La jeune Dja, âgée aujourd’hui de 16 ans, est suivie au CHU dans le cadre d’une surdité mixte bilatérale asymétrique dans un contexte d’infection congénitale à CMV (diagnostiquée sur des signes indirects à l’IRM). Cette jeune patiente a été diagnostiquée à l’âge de 9 ans pour une surdité mixte sévère à droite et mixte moyenne à gauche, avec une intelligibilité en rapport pour les deux oreilles. À cette époque, Dja est en inclusion scolaire, dans son école de quartier, en classe de CM1. Sa mère décrit une grande fatigabilité, une gêne sociale ainsi que des difficultés scolaires.

Appareillage bilatéral

Suite à sa prescription d’appareillage, elle est équipée courant mai 2018. Au vu de son âge et de son niveau auditif, un équipement contour d’oreille puissant est choisi, avec une configuration en tube adulte et deux embouts sur-mesure silicone type fond de conque, sans évent pour l’embout droit et évent de diamètre 1,5 mm à gauche.

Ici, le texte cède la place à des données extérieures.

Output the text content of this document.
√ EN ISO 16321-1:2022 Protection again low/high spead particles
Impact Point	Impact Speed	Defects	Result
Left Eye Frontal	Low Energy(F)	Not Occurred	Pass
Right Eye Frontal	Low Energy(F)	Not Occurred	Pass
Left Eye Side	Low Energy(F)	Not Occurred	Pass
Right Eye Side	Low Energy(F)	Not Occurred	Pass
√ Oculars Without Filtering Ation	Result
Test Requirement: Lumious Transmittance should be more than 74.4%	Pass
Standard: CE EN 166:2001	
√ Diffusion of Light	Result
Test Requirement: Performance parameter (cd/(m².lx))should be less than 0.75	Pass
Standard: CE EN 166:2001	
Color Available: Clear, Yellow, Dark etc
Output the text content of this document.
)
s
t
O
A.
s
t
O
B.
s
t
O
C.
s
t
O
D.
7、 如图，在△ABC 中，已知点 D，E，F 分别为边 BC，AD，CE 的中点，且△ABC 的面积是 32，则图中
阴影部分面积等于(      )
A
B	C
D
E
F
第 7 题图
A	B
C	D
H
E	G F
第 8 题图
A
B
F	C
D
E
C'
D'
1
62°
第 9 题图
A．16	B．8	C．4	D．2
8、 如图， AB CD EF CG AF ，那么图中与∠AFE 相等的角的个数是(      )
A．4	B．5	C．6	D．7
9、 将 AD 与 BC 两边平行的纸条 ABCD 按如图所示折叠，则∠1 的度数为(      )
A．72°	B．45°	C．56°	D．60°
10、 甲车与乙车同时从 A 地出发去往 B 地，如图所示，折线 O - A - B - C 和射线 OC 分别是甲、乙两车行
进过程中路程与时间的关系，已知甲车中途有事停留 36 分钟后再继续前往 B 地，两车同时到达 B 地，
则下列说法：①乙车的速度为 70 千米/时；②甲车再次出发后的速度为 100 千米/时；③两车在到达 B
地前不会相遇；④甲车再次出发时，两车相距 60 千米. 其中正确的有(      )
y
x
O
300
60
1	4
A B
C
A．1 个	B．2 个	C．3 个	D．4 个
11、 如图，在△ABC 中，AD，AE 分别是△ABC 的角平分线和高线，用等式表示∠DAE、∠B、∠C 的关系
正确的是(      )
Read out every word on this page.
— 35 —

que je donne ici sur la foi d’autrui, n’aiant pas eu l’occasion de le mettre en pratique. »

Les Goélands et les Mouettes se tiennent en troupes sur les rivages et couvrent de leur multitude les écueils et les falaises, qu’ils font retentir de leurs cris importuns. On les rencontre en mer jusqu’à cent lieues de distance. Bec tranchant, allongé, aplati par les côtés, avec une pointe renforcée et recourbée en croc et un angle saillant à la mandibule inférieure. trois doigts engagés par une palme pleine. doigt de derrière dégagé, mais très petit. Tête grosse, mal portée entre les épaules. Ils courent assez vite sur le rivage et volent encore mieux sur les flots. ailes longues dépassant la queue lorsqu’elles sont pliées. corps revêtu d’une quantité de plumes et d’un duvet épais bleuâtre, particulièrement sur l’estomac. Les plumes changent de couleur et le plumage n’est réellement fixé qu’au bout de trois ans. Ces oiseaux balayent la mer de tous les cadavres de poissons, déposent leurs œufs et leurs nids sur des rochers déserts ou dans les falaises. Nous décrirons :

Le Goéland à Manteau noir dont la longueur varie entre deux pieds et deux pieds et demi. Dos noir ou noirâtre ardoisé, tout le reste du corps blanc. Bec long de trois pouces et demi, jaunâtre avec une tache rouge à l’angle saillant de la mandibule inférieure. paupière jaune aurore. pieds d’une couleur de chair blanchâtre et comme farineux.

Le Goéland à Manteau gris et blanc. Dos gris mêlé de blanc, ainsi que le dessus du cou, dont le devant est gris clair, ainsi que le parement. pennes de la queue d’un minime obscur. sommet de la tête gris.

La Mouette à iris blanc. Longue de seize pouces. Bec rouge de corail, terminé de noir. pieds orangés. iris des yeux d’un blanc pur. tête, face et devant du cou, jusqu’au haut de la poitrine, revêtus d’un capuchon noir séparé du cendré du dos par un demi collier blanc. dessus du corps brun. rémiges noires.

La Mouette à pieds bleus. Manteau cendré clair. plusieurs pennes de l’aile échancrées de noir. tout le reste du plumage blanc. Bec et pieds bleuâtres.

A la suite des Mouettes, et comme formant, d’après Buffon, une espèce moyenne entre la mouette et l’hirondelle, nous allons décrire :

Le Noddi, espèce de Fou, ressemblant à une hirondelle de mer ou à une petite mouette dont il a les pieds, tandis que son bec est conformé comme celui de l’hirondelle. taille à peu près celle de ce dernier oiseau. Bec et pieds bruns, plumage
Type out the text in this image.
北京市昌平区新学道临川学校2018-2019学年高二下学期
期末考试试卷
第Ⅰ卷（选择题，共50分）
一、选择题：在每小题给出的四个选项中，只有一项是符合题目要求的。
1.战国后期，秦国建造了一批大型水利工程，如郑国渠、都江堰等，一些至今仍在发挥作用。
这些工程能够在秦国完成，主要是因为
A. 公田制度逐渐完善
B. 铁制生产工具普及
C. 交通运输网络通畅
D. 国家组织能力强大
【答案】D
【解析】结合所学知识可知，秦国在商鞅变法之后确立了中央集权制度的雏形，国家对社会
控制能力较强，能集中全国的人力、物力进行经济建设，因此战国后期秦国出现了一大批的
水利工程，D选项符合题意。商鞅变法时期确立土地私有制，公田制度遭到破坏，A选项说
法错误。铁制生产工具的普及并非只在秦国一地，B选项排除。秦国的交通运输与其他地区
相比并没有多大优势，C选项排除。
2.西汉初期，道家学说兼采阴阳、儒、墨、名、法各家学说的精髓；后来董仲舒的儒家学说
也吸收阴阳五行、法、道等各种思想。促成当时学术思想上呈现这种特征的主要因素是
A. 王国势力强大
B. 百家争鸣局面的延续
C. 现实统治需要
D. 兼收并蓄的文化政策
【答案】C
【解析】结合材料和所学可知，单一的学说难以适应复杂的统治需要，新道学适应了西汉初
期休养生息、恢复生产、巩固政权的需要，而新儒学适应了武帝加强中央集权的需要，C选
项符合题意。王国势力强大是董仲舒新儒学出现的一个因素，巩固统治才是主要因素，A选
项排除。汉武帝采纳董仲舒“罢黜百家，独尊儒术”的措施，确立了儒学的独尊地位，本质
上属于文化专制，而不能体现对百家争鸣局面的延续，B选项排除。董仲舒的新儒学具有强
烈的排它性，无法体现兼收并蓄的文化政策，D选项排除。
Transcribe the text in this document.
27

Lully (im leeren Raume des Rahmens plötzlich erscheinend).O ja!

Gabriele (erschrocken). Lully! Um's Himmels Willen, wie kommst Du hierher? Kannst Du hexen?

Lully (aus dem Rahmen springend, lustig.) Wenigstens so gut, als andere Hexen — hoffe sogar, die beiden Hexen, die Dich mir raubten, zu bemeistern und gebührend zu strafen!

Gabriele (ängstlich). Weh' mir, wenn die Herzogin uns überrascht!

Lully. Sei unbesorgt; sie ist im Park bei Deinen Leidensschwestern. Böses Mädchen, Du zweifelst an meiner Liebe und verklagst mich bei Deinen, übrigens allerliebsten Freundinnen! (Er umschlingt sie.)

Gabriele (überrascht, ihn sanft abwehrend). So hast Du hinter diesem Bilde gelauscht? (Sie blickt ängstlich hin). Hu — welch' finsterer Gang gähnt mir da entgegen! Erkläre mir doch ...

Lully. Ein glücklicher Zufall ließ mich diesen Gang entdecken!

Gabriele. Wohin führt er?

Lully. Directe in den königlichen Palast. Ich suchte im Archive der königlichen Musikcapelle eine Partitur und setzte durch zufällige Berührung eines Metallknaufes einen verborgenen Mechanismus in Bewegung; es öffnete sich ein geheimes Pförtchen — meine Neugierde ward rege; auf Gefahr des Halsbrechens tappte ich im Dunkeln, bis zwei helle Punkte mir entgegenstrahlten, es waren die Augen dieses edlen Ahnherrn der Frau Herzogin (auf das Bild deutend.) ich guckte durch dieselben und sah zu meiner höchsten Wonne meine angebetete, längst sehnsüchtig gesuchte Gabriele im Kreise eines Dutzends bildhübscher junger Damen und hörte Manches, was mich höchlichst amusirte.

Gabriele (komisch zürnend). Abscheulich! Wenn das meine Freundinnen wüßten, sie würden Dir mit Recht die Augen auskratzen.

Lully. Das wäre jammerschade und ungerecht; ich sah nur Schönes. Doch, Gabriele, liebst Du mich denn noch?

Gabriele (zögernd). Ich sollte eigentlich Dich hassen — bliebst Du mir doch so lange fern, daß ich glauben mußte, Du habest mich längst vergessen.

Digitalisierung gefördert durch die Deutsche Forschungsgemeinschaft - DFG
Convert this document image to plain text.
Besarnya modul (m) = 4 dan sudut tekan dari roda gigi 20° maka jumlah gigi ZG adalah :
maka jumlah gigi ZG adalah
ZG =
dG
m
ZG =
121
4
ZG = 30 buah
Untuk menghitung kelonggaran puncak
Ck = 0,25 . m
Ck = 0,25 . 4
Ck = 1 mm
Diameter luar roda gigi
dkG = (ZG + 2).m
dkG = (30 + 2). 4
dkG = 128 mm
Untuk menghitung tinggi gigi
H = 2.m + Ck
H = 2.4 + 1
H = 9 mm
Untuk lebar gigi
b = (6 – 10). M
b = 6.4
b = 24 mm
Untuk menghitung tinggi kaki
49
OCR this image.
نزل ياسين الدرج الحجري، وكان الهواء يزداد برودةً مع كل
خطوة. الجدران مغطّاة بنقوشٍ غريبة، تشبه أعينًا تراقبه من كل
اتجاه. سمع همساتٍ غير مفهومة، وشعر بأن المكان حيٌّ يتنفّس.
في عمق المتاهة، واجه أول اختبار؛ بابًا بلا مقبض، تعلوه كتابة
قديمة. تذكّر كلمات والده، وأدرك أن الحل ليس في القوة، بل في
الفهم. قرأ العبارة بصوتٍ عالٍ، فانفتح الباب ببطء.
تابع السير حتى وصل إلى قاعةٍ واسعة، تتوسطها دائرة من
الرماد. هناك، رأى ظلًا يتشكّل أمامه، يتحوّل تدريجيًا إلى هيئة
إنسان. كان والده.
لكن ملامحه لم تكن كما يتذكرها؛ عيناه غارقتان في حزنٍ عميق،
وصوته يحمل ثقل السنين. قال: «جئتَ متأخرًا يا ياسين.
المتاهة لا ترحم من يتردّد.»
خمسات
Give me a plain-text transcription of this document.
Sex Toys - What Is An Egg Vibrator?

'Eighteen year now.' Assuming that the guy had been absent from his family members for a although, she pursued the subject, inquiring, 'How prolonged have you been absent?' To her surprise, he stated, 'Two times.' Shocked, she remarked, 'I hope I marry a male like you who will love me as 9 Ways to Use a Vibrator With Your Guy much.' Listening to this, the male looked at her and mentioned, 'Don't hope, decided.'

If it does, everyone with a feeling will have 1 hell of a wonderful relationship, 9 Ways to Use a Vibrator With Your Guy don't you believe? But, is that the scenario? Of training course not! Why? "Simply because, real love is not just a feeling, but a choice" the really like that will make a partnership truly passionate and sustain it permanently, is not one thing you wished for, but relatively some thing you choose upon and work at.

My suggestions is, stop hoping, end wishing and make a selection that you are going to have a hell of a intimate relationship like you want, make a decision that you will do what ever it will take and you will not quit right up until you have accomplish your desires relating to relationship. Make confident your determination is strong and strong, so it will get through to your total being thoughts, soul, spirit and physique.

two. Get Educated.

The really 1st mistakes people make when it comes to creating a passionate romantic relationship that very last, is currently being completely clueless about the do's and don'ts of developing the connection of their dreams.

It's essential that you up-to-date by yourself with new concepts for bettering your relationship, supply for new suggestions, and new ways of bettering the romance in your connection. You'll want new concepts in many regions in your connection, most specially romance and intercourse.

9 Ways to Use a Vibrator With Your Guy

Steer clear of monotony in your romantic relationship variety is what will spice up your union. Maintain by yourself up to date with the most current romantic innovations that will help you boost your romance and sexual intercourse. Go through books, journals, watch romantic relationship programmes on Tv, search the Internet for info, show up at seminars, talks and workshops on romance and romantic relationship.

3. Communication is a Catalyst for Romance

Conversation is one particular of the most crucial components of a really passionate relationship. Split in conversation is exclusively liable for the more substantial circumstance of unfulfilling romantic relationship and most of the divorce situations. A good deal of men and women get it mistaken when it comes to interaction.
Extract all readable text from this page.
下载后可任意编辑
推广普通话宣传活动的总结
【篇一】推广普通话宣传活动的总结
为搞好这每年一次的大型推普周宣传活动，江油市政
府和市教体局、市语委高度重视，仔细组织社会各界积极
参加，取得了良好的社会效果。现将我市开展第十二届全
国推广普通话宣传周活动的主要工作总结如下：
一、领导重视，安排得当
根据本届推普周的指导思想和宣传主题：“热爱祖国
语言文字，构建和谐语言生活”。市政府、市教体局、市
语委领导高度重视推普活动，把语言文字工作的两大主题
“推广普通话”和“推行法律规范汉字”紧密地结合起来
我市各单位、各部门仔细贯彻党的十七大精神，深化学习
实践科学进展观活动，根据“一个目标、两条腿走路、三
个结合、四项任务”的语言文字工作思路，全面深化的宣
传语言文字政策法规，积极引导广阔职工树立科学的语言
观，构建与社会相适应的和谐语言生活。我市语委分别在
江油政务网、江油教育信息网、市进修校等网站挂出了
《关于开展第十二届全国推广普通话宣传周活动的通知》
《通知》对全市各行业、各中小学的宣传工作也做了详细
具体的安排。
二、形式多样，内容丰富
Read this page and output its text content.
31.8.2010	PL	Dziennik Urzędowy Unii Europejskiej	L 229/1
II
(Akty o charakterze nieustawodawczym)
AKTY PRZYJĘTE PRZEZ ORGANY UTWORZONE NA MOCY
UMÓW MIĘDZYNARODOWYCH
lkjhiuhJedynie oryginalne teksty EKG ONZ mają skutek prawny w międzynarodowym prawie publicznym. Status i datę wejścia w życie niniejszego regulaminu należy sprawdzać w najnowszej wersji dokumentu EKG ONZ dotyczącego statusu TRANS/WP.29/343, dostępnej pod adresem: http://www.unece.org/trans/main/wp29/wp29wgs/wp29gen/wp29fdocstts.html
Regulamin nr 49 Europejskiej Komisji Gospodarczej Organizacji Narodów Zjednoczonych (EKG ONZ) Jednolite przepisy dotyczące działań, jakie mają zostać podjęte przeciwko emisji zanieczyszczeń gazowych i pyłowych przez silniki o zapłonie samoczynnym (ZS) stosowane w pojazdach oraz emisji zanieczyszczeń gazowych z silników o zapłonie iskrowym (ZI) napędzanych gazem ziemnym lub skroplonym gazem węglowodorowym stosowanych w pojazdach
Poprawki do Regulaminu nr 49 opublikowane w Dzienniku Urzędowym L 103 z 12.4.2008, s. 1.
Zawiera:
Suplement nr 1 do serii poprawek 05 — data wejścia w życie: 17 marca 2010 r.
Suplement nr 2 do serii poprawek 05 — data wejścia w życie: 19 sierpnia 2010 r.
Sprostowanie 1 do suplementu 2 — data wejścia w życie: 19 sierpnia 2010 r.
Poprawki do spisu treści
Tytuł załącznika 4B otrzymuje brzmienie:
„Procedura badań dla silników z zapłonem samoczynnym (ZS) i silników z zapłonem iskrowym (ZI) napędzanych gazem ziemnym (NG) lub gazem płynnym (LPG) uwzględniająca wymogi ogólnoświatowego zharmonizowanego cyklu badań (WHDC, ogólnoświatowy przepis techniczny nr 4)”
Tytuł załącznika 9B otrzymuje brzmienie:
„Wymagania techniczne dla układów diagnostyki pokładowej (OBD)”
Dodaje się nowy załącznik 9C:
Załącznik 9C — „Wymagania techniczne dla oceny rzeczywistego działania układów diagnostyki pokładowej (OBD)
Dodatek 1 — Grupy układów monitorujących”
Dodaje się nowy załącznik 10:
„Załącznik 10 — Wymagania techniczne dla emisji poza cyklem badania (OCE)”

Elle investit rapidement son équipement et le porte une dizaine d’heures par jour. Le réglage est réalisé à l’aide de la mesure in-vivo et en méthodologie DSLv5. Les cibles sont atteintes en niveau de sortie (SPL) et le réglage individualisé est effectué dans un deuxième temps avec Dja pour affiner son confort d’écoute. Étant donné son âge, une audiométrie adulte est réalisée selon le protocole de Cahart [1], et la compréhension évaluée à l’aide des listes dissyllabiques de Lafon. Le masking est bien investi.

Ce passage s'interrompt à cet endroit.